Many local authorities will typically recommend (usually verbally or via their websites) that noisy works are limited to take place between the hours of 8am and 6pm Monday-Friday, 8am-2pm Saturday with no noisy works permitted on Sundays and Bank Holidays. However, the “Section 60” powers allow works to be controlled formally through a legislative power. It involves a notice being served on the person carrying out the works (usually the company making the noise at the building site). The notice may specify requirements as to the way in which the works are carried out – most commonly specifying the permitted hours for noisy works to take place.

Hours can vary though and evening and weekend works may be permitted in certain circumstances. Unless formal policies are in place hours and other requirements should be considered according to the particulars of the individual construction project and surrounding area.

If you are concerned about noise from building works you can contact your local authority. They may initially visit the site or contact the person carrying out the works to discuss the issue and may wish to resolve the matter informally first. It is not until they serve a notice that the conditions come into effect. The decision to serve the notice is discretionary. However, they do not need to witness noise themselves before serving the notice.

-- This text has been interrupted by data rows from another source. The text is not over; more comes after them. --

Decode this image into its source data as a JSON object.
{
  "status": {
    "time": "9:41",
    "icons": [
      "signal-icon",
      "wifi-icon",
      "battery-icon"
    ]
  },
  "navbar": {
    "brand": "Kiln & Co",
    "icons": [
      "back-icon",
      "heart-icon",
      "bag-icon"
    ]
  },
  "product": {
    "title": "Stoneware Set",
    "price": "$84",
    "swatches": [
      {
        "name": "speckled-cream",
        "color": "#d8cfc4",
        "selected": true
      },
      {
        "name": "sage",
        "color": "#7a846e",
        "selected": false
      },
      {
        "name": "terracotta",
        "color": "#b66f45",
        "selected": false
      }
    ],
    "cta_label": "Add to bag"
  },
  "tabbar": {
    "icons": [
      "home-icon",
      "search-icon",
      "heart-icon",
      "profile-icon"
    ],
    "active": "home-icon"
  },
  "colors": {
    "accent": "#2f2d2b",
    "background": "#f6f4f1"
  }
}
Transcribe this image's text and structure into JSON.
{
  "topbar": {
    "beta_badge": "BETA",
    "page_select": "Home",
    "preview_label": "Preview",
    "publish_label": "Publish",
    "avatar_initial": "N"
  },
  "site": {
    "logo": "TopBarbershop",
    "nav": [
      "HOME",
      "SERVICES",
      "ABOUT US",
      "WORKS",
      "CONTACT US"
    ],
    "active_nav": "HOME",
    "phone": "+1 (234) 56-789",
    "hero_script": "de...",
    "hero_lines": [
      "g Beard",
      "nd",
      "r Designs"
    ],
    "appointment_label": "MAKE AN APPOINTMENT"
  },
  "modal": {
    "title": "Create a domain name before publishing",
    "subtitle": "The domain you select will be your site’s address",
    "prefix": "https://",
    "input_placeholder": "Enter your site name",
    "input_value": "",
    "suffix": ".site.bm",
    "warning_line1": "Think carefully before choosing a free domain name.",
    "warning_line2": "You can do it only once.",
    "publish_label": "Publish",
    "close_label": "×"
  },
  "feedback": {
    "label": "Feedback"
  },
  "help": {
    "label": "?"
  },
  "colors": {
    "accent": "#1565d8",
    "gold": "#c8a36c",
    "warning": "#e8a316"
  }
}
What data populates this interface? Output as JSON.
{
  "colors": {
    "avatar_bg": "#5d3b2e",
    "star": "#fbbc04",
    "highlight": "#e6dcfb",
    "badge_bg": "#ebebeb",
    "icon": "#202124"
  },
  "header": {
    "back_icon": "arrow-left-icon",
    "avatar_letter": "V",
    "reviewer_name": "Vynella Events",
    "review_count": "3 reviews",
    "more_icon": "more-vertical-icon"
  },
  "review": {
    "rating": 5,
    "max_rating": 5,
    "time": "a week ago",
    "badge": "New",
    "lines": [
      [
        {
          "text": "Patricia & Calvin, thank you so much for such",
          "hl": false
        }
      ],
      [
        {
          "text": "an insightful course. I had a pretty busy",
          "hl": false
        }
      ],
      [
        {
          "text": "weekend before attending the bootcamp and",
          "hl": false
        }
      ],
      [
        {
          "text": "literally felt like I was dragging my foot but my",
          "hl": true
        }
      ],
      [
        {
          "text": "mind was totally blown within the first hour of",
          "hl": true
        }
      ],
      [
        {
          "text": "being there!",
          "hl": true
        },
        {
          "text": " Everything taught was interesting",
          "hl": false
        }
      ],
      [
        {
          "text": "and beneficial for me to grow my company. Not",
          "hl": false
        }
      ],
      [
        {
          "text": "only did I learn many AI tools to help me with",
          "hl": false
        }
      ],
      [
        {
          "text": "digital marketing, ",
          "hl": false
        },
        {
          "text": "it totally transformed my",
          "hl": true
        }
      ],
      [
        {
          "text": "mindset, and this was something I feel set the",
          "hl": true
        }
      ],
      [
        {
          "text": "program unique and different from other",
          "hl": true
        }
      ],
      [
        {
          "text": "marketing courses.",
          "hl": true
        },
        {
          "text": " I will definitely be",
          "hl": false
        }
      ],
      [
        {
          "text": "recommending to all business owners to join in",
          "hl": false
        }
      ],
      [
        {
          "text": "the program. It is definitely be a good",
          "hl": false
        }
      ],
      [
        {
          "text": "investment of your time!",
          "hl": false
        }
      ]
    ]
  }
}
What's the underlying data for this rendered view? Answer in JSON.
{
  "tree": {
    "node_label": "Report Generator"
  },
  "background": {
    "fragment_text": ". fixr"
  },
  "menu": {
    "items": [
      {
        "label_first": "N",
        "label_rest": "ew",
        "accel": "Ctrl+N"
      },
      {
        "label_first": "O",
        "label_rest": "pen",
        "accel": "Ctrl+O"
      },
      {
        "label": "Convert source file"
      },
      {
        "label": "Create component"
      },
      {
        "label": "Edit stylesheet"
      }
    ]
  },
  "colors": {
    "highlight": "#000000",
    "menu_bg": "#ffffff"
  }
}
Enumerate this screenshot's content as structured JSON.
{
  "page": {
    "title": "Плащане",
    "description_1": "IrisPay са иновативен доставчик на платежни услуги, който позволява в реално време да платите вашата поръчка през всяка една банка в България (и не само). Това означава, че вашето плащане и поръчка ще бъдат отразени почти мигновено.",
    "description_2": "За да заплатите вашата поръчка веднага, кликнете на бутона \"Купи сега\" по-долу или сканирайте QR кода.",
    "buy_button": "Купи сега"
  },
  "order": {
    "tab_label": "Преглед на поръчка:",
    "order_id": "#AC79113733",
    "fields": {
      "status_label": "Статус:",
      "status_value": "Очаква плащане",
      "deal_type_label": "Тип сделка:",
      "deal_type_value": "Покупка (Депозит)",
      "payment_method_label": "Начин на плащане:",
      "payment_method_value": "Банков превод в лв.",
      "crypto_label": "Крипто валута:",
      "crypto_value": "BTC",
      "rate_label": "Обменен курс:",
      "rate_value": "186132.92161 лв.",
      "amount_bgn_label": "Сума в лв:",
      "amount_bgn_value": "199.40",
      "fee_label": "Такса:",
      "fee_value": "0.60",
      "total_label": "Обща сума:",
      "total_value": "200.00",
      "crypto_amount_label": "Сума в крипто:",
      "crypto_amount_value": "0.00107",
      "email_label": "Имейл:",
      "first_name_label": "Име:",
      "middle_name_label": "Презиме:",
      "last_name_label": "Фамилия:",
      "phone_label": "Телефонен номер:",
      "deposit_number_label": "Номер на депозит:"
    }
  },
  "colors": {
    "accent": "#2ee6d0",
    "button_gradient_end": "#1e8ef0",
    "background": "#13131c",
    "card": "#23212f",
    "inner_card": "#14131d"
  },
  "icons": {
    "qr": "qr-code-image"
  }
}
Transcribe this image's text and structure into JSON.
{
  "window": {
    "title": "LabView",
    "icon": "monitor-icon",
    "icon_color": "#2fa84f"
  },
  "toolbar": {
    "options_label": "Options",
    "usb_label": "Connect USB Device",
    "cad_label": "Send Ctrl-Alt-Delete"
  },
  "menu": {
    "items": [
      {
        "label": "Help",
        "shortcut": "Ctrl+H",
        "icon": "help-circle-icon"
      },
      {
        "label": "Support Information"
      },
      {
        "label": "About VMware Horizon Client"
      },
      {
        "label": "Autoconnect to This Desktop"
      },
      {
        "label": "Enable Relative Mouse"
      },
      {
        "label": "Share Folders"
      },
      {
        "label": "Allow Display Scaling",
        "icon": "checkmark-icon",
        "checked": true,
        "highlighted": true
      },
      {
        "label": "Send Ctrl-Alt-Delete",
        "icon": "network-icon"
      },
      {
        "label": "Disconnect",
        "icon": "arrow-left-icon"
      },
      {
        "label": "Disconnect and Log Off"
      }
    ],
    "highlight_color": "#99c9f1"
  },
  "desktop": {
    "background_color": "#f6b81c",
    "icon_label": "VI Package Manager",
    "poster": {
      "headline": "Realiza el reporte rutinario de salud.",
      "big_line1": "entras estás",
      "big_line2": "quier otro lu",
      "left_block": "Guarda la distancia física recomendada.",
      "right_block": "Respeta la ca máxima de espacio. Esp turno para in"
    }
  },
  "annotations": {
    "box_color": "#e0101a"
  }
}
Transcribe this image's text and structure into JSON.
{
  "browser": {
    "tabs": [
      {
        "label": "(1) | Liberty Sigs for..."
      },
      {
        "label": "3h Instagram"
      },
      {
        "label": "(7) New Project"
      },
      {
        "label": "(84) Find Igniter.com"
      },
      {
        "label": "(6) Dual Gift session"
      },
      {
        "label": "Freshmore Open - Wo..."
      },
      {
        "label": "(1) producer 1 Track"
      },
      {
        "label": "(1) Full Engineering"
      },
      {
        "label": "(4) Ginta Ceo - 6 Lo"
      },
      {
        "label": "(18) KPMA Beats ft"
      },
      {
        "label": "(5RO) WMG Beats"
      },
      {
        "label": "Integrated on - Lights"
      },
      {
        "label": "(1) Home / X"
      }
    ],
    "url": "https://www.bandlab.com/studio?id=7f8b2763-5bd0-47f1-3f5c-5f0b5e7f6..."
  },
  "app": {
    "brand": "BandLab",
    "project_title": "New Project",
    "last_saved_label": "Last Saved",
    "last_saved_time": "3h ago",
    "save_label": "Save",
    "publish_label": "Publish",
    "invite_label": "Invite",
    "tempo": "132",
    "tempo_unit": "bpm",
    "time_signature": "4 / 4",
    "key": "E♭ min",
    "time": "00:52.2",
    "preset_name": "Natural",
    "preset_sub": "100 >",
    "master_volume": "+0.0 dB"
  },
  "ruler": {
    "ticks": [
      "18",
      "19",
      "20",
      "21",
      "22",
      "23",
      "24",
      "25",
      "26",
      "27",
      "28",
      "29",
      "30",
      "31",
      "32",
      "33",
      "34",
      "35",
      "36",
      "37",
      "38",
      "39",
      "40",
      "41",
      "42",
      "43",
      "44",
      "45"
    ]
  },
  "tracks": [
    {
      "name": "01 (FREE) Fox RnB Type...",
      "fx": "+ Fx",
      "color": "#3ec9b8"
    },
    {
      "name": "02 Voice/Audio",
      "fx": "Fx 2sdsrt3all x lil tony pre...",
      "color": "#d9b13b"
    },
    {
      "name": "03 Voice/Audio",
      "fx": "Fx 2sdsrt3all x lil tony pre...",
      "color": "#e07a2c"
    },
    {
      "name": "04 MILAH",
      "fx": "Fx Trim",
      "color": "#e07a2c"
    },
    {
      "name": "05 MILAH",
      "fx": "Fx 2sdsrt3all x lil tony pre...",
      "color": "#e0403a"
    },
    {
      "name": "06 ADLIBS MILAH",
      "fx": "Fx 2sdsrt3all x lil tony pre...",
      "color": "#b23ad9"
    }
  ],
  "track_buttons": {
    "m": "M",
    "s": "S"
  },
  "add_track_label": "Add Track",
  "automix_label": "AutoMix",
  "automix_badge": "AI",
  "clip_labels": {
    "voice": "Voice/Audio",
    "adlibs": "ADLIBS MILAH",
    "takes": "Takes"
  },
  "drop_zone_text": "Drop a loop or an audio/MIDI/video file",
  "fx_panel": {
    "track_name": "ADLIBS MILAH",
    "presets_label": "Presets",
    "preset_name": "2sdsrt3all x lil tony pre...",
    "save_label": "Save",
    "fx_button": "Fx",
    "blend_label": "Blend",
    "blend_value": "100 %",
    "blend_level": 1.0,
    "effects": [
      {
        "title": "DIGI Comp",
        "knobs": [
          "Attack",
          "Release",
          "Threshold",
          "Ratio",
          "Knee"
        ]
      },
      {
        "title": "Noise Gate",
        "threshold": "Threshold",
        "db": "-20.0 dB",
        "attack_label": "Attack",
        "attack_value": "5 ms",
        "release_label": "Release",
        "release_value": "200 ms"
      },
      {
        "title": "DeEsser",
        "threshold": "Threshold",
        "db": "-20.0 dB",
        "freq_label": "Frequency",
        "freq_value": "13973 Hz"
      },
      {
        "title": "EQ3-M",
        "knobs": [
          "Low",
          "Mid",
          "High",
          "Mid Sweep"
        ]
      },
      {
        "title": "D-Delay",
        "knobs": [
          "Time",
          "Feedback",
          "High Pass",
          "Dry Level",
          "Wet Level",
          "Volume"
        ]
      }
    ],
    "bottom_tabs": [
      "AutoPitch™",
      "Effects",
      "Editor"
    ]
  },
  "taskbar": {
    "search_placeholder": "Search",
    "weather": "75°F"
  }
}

Failure to comply with any requirement of a s.60 notice without reasonable excuse is an offence.

Exceptions and Discretion

Many local authorities have joint or internal policies relating to working hours relating to noise from building sites and may recommend suitable hours of operation. A local authority policy can be a useful guide for enforcers and can help provide a consistent approach for developers. It should not, however, determine the outcome of enforcement action with respect to each case as there will often be circumstances where the discretion of the local authority is warranted. Examples include:

  • Allowing extended weekend works where they are located next to a school and community centre (even if it disturbs a number of local residents).
  • Restricting the breaking out of concrete in the daytime next to a city office block and allowing extended evening activity.

If a notice is required, the legislation allows the authority to take individual circumstances into account and make specific references to what type of works are undertaken and when. Local authorities must therefore consider the hours appropriate in each case and not by reference to a set of inflexible local rules. The important thing is that local authorities must not fetter their discretion in such cases and, as such, should not be bound by internal policies.

The officer involved should be able to provide a reasonable explanation of why those particular hours were imposed in each case and assure that any relevant considerations raised have not been ignored. It will normally be expected that, in order to do this, enforcers will need to discuss any legitimate issues the person carrying out the work might have before service of the notice.

Construction companies often partake in schemes to reduce noise and nuisance and limit the effect of construction projects on the local community. The considerate constructors scheme is one example.